Нэнси рассмеялась своим пронзительным смешком.
– Ха! Он никак не уймется – вечно распускает свои руки.
Доктор Самбюк раскопал в углу тонкую тросточку и безжалостно стегал ею хнычущего Лампернисса.
– Ой–ой, – причитает несчастный паяц, – бесы отнимают у меня краски… Горе мне… куда же подевались краски – их нет… За что же меня бьют и бьют!
С криком бросился он к лестнице: его уродливый силуэт по–обезьяньи перепрыгивает со стены на стену под светом ламп – их по одной на каждой площадке.
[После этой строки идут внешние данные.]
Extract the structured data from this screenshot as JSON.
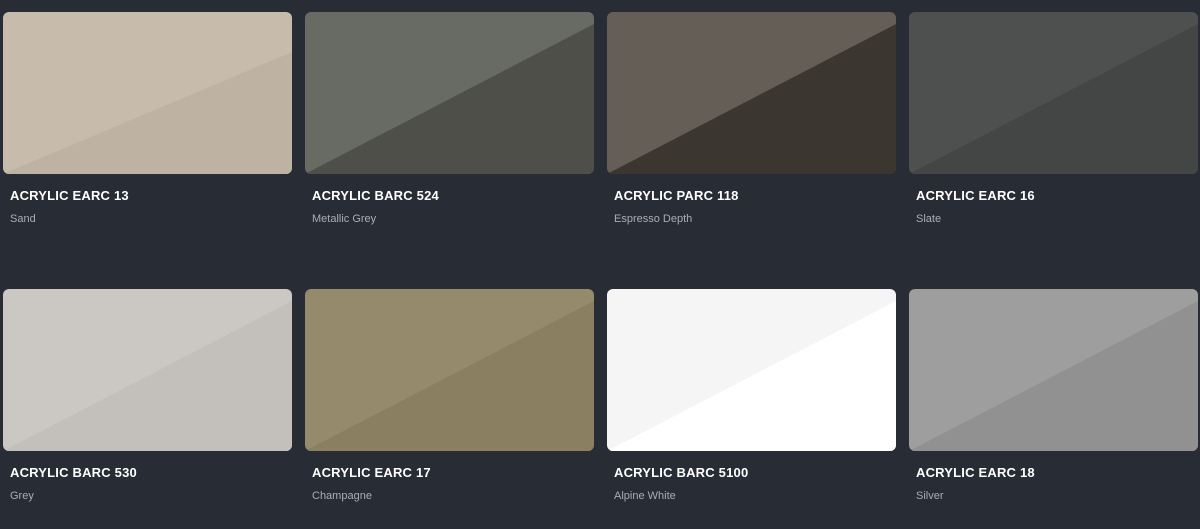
{
  "swatches": [
    {
      "code": "ACRYLIC EARC 13",
      "name": "Sand",
      "color_light": "#c7bcab",
      "color_dark": "#beb3a2"
    },
    {
      "code": "ACRYLIC BARC 524",
      "name": "Metallic Grey",
      "color_light": "#686a64",
      "color_dark": "#4d4f48"
    },
    {
      "code": "ACRYLIC PARC 118",
      "name": "Espresso Depth",
      "color_light": "#645e56",
      "color_dark": "#3b3630"
    },
    {
      "code": "ACRYLIC EARC 16",
      "name": "Slate",
      "color_light": "#4e504f",
      "color_dark": "#444545"
    },
    {
      "code": "ACRYLIC BARC 530",
      "name": "Grey",
      "color_light": "#cbc8c4",
      "color_dark": "#c3c0bb"
    },
    {
      "code": "ACRYLIC EARC 17",
      "name": "Champagne",
      "color_light": "#968a6d",
      "color_dark": "#8a7f60"
    },
    {
      "code": "ACRYLIC BARC 5100",
      "name": "Alpine White",
      "color_light": "#f5f5f5",
      "color_dark": "#ffffff"
    },
    {
      "code": "ACRYLIC EARC 18",
      "name": "Silver",
      "color_light": "#9e9e9e",
      "color_dark": "#919191"
    }
  ]
}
– Вот одна и погасла! – вдруг завопил он. Что–то черное, бесформенное проступает на миг то тут, то там на стенах и витражах высоких окон.
– И здесь погасла, и здесь! Это он, а я его не вижу. Он забрал весь свет и все краски. И опять бросил меня в ночь!
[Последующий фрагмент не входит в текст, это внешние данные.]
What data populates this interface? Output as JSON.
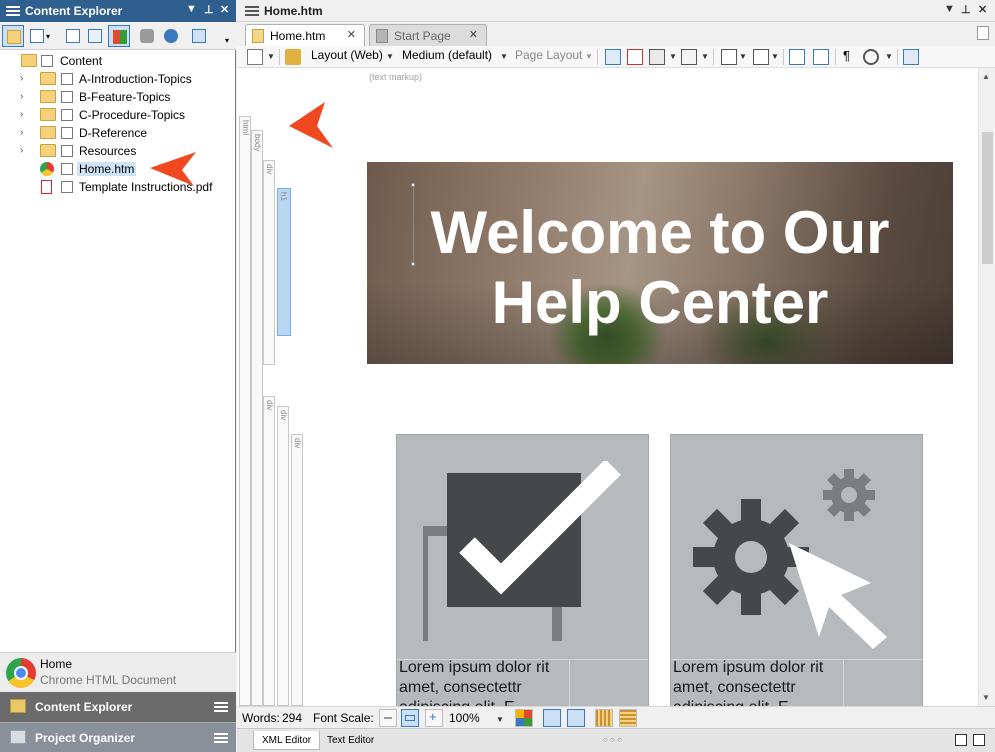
{
  "left_pane": {
    "title": "Content Explorer",
    "tree": {
      "root": "Content",
      "folders": [
        "A-Introduction-Topics",
        "B-Feature-Topics",
        "C-Procedure-Topics",
        "D-Reference",
        "Resources"
      ],
      "files": [
        {
          "name": "Home.htm",
          "icon": "chrome-icon",
          "selected": true
        },
        {
          "name": "Template Instructions.pdf",
          "icon": "pdf-icon",
          "selected": false
        }
      ]
    },
    "info": {
      "name": "Home",
      "type": "Chrome HTML Document"
    },
    "panes": [
      "Content Explorer",
      "Project Organizer"
    ]
  },
  "document": {
    "title": "Home.htm",
    "tabs": [
      {
        "label": "Home.htm",
        "active": true
      },
      {
        "label": "Start Page",
        "active": false
      }
    ],
    "toolbar": {
      "layout": "Layout (Web)",
      "medium": "Medium (default)",
      "page_layout": "Page Layout"
    },
    "markup_hint": "(text markup)",
    "structure_bars": [
      "html",
      "body",
      "div",
      "h1",
      "div",
      "div",
      "div"
    ],
    "hero_heading": "Welcome to Our Help Center",
    "cards": [
      {
        "text": "Lorem ipsum dolor rit amet, consectettr adipiscing elit. E"
      },
      {
        "text": "Lorem ipsum dolor rit amet, consectettr adipiscing elit. E"
      }
    ],
    "status": {
      "words_label": "Words:",
      "words": "294",
      "font_scale_label": "Font Scale:",
      "zoom": "100%"
    },
    "bottom_tabs": [
      "XML Editor",
      "Text Editor"
    ],
    "bottom_dots": "○ ○ ○"
  },
  "colors": {
    "pane_title": "#2f5f8f",
    "pane_button": "#6b6b6b",
    "pane_button_alt": "#8a9099",
    "callout_arrow": "#f0491f",
    "card_bg": "#b6babd",
    "icon_dark": "#464748"
  }
}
– На кухню! – скомандовала Нэнси. – Безумец прав. Тварь, что гасит лампы, совсем рядом!
И темнота откликнулась:
– Тварь–что–га–сит–лам–пы…
Нэнси равнодушно пожала плечами. Я очень любил сестру, но она всегда оставалась для меня загадкой. В страшном шквале событий, перетрясших наши жизни, женщины казались мудрее мужчин. Увы! Приближаясь к тайне, я с первых же слов теряюсь в предположениях; так, гадая, можно обвинить мою сестру в безразличии: если она провидела будущее, почему не воспротивилась ужаснейшей из судеб?
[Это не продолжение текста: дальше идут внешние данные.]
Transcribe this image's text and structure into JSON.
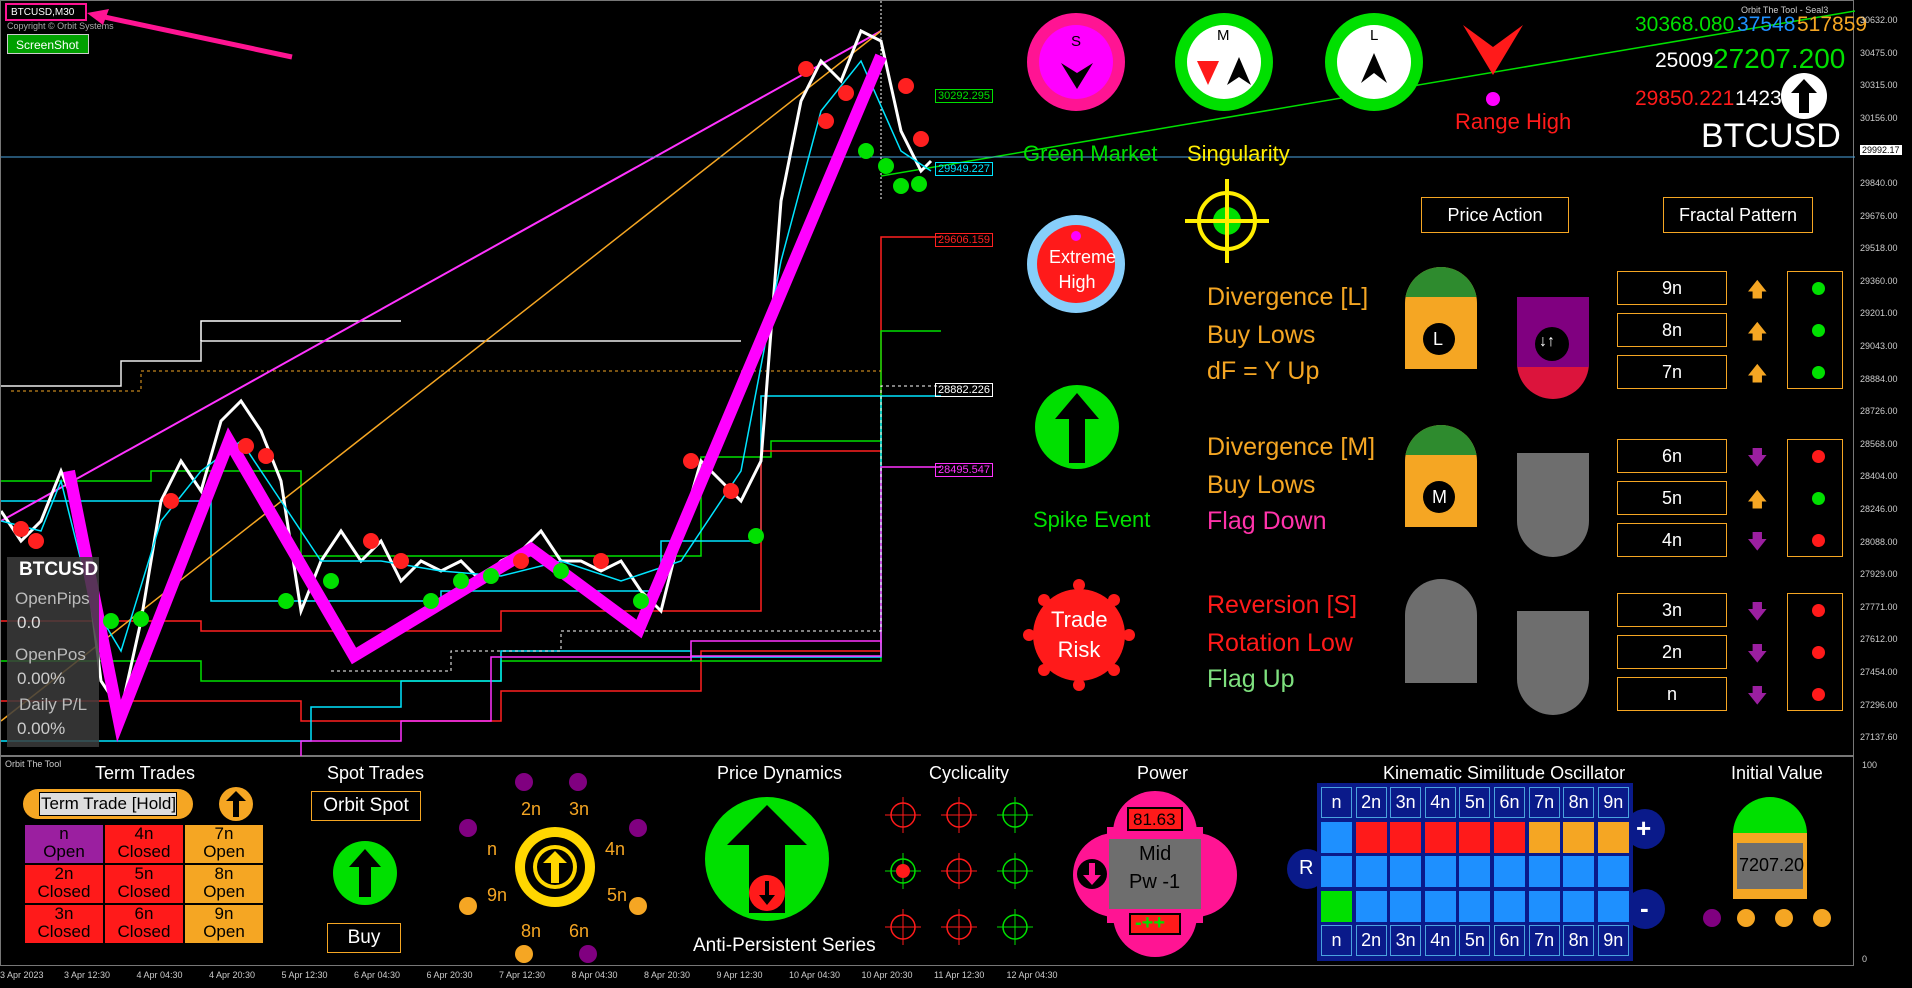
{
  "chart_header": {
    "symbol_tf": "BTCUSD,M30",
    "copyright": "Copyright © Orbit Systems",
    "screenshot_btn": "ScreenShot",
    "indicator_name": "Orbit The Tool - Seal3"
  },
  "price_axis": [
    "30632.00",
    "30475.00",
    "30315.00",
    "30156.00",
    "29992.17",
    "29840.00",
    "29676.00",
    "29518.00",
    "29360.00",
    "29201.00",
    "29043.00",
    "28884.00",
    "28726.00",
    "28568.00",
    "28404.00",
    "28246.00",
    "28088.00",
    "27929.00",
    "27771.00",
    "27612.00",
    "27454.00",
    "27296.00",
    "27137.60"
  ],
  "current_price": "29992.17",
  "time_axis": [
    "3 Apr 2023",
    "3 Apr 12:30",
    "4 Apr 04:30",
    "4 Apr 20:30",
    "5 Apr 12:30",
    "6 Apr 04:30",
    "6 Apr 20:30",
    "7 Apr 12:30",
    "8 Apr 04:30",
    "8 Apr 20:30",
    "9 Apr 12:30",
    "10 Apr 04:30",
    "10 Apr 20:30",
    "11 Apr 12:30",
    "12 Apr 04:30"
  ],
  "level_labels": [
    {
      "text": "30292.295",
      "color": "#00e000"
    },
    {
      "text": "29949.227",
      "color": "#00e5ff"
    },
    {
      "text": "29606.159",
      "color": "#ff2020"
    },
    {
      "text": "28882.226",
      "color": "#ffffff"
    },
    {
      "text": "28495.547",
      "color": "#ff33ff"
    }
  ],
  "info": {
    "symbol": "BTCUSD",
    "open_pips_label": "OpenPips",
    "open_pips": "0.0",
    "open_pos_label": "OpenPos",
    "open_pos": "0.00%",
    "daily_label": "Daily P/L",
    "daily": "0.00%"
  },
  "top_right": {
    "v1": "30368.080",
    "v2": "37548",
    "v3": "517859",
    "v4": "25009",
    "v5": "27207.200",
    "v6": "29850.221",
    "v7": "142379",
    "symbol": "BTCUSD"
  },
  "dials": {
    "s": "S",
    "m": "M",
    "l": "L",
    "range_high": "Range High",
    "green_market": "Green Market",
    "singularity": "Singularity"
  },
  "extreme": "Extreme High",
  "spike": "Spike Event",
  "trade_risk": "Trade Risk",
  "headers": {
    "price_action": "Price Action",
    "fractal_pattern": "Fractal Pattern"
  },
  "signals": [
    {
      "lines": [
        {
          "t": "Divergence [L]",
          "c": "#f5a623"
        },
        {
          "t": "Buy Lows",
          "c": "#f5a623"
        },
        {
          "t": "dF = Y Up",
          "c": "#f5a623"
        }
      ],
      "badge": "L"
    },
    {
      "lines": [
        {
          "t": "Divergence [M]",
          "c": "#f5a623"
        },
        {
          "t": "Buy Lows",
          "c": "#f5a623"
        },
        {
          "t": "Flag Down",
          "c": "#ff33aa"
        }
      ],
      "badge": "M"
    },
    {
      "lines": [
        {
          "t": "Reversion [S]",
          "c": "#ff2020"
        },
        {
          "t": "Rotation Low",
          "c": "#ff2020"
        },
        {
          "t": "Flag Up",
          "c": "#7ee07e"
        }
      ],
      "badge": ""
    }
  ],
  "fractal_rows": [
    {
      "label": "9n",
      "dir": "up",
      "dot": "#00e000"
    },
    {
      "label": "8n",
      "dir": "up",
      "dot": "#00e000"
    },
    {
      "label": "7n",
      "dir": "up",
      "dot": "#00e000"
    },
    {
      "label": "6n",
      "dir": "down",
      "dot": "#ff1a1a"
    },
    {
      "label": "5n",
      "dir": "up",
      "dot": "#00e000"
    },
    {
      "label": "4n",
      "dir": "down",
      "dot": "#ff1a1a"
    },
    {
      "label": "3n",
      "dir": "down",
      "dot": "#ff1a1a"
    },
    {
      "label": "2n",
      "dir": "down",
      "dot": "#ff1a1a"
    },
    {
      "label": "n",
      "dir": "down",
      "dot": "#ff1a1a"
    }
  ],
  "bottom": {
    "orbit_label": "Orbit The Tool",
    "term_title": "Term Trades",
    "term_btn": "Term Trade [Hold]",
    "term_cells": [
      {
        "a": "n",
        "b": "Open",
        "bg": "#9b1fa0"
      },
      {
        "a": "4n",
        "b": "Closed",
        "bg": "#ff1a1a"
      },
      {
        "a": "7n",
        "b": "Open",
        "bg": "#f5a623"
      },
      {
        "a": "2n",
        "b": "Closed",
        "bg": "#ff1a1a"
      },
      {
        "a": "5n",
        "b": "Closed",
        "bg": "#ff1a1a"
      },
      {
        "a": "8n",
        "b": "Open",
        "bg": "#f5a623"
      },
      {
        "a": "3n",
        "b": "Closed",
        "bg": "#ff1a1a"
      },
      {
        "a": "6n",
        "b": "Closed",
        "bg": "#ff1a1a"
      },
      {
        "a": "9n",
        "b": "Open",
        "bg": "#f5a623"
      }
    ],
    "spot_title": "Spot Trades",
    "spot_btn": "Orbit Spot",
    "buy": "Buy",
    "orbit_nodes": [
      "2n",
      "3n",
      "n",
      "4n",
      "9n",
      "5n",
      "8n",
      "6n"
    ],
    "price_dyn_title": "Price Dynamics",
    "anti": "Anti-Persistent Series",
    "cyc_title": "Cyclicality",
    "power_title": "Power",
    "power_val": "81.63",
    "power_mid": "Mid",
    "power_pw": "Pw -1",
    "power_sig": "-++",
    "kso_title": "Kinematic Similitude Oscillator",
    "kso_labels": [
      "n",
      "2n",
      "3n",
      "4n",
      "5n",
      "6n",
      "7n",
      "8n",
      "9n"
    ],
    "kso_row1": [
      "#1e90ff",
      "#ff1a1a",
      "#ff1a1a",
      "#ff1a1a",
      "#ff1a1a",
      "#ff1a1a",
      "#f5a623",
      "#f5a623",
      "#f5a623"
    ],
    "kso_row2": [
      "#1e90ff",
      "#1e90ff",
      "#1e90ff",
      "#1e90ff",
      "#1e90ff",
      "#1e90ff",
      "#1e90ff",
      "#1e90ff",
      "#1e90ff"
    ],
    "kso_row3": [
      "#00e000",
      "#1e90ff",
      "#1e90ff",
      "#1e90ff",
      "#1e90ff",
      "#1e90ff",
      "#1e90ff",
      "#1e90ff",
      "#1e90ff"
    ],
    "kso_r": "R",
    "kso_plus": "+",
    "kso_minus": "-",
    "init_title": "Initial Value",
    "init_val": "7207.20"
  },
  "sub_axis": [
    "100",
    "0"
  ]
}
– Ну вот, – сказала Элоди, откладывая четки. И молча поставила на огонь вино с сахаром и пряностями.
– Славный вечерок, – высказался Самбюк. – А что, дети мои, не разговеться ли нам? Бравый Кассав любил ночное разговенье. После полуночи кушанья и вина обретают особый букет, вкус и аромат – это открыли еще древние мудрецы.
Почтенное состоялось разговенье. Среди прочего был подан язык в соусе, и доктор воспользовался случаем, чтобы поведать нам, как на пиру у Ксанфа–фригийца Эзопу подавали лишь блюда из языка, а он называл сию часть тела то лучшим, то худшим угощением на свете.
Самбюк наелся и раздулся, как недоросший питончик, Нэнси удалилась к себе в спальню, а мы с Элоди остались бодрствовать у постели заснувшего дядюшки Кассава.